Bereitschaftspflegeeltern müssen kurzfristig erreichbar und belegbar sein. Im Urlaubs- oder Krankheitsfall muss der Pflegekinderdienst benachrichtigt werden.
Spezialpflegekinderdienst
In manchen Familien ergeben sich im Laufe des Lebens Probleme, die so gravierend sind, dass das Kind bzw. der Jugendliche nicht mehr in diesem Familienkontext leben kann.
Es werden Pflegeeltern/-familien gesucht, die Kindern ab dem 8. Lebensjahr oder Jugendlichen, die bereit eine schwere Lebensgeschichte mit sich tragen, neue Erfahrungen ermöglichen. Dabei ist es wichtig, ihnen ebenso Orientierung und Sicherheit wie auch Selbstvertrauen auf dem Weg in eine gelingende Selbständigkeit mitzugeben.
Es gibt Eltern, die aufgrund eigener psychischer Erkrankungen oder geistiger Beeinträchtigungen nicht immer und dauerhaft die volle Verantwortung für ihre Kinder übernehmen können.
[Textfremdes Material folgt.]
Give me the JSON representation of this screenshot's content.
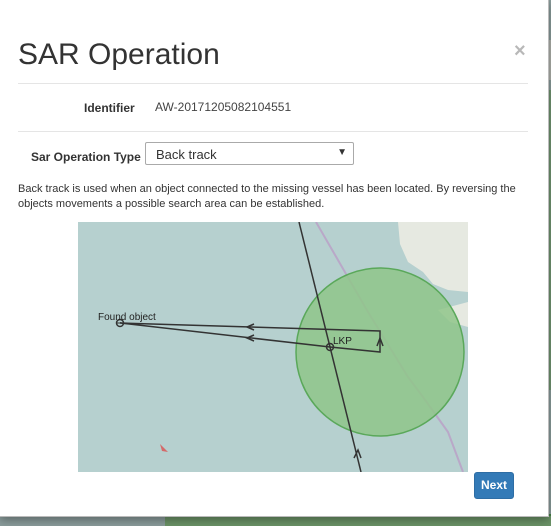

Diese Eltern sind auf die Unterstützung von anderen Erwachsenen angewiesen, die ihnen in der Erziehung und Förderung ihrer Kinder beratend und unterstützend zur Seite stehen.
Es werden Pflegeeltern/-familien gesucht, die Freude an der Lebensform “Großfamilie auf Zeit” haben und bereit sind, für geistig und/oder seelisch beeinträchtigte Elternteile und deren Kinder sowohl Wohnraum als auch Zeit und liebevolle Begleitung zur Verfügung zu stellen.
Voraussetzungen der Pflegepersonen/-familien:
Die wichtigste Voraussetzung für die Aufnahme eines Kindes, eines Jugendlichen oder eines beinträchtigten Elternteils sowie dessen Kind ist die Liebe zu jungen Menschen und die Freude, mit diesen zusammen zu leben.
Weiterhin sollten folgende Anforderungen erfüllt sein:
-stabile, tragfähige Beziehungen in der Familie
-psychische und körperliche Stabilität
-Wissen und Akzeptanz um die eigenen Grenzen
-Bereitschaft zur Zusammenarbeit mit der Herkunftsfamilie
-Toleranz und Verständnis für andere Lebensumstände sowie Gelassenheit und Geduld mit ungewohnten Verhaltensweisen
-Bereitschaft zur Kooperation und Zusammenarbeit mit weiteren professionellen Diensten
-Bereitschaft zur Selbstreflexion, Teilnahme an Fortbildungen und Schulungen des Pflegekinderdienstes
-räumliche und zeitliche Kapazitäten
Wir bieten den Pflegeeltern/-familien:
-Beratung und Begleitung in pädagogischen, finanziellen und rechtlichen Fragestellungen für die Dauer des bestehenden Pflegeverhältnisses
-Ein Vorbereitungsseminar und Hilfe beim Entscheidungsprozess
-Informationen über das Pflegekind und dessen Familie
-Begleitung bei der Kontaktanbahnung und Eingewöhnung
-Begleitung bei der Zusammenarbeit zwischen Pflegefamilie und Herkunftsfamilie
-Schulungs- und Fortbildungsveranstaltungen
-Unterstützung bei der Vernetzung mit anderen Pflegeeltern
-Unterstützung bei der Zusammenarbeit mit sozialen und therapeutischen Fachkräften, Diensten und Institutionen
Pflegeeltern bzw. Pflegefamilien erhalten ein monatliches Pflegegeld. Darin enthalten sind einerseits die Kosten zur Deckung des Lebensunterhaltes für das Kinde sowie andererseits die Kosten der Erziehung.
Je nach Alter des Pflegekindes und der Pflegeform kann die Höhe des Pflegegeldes variieren.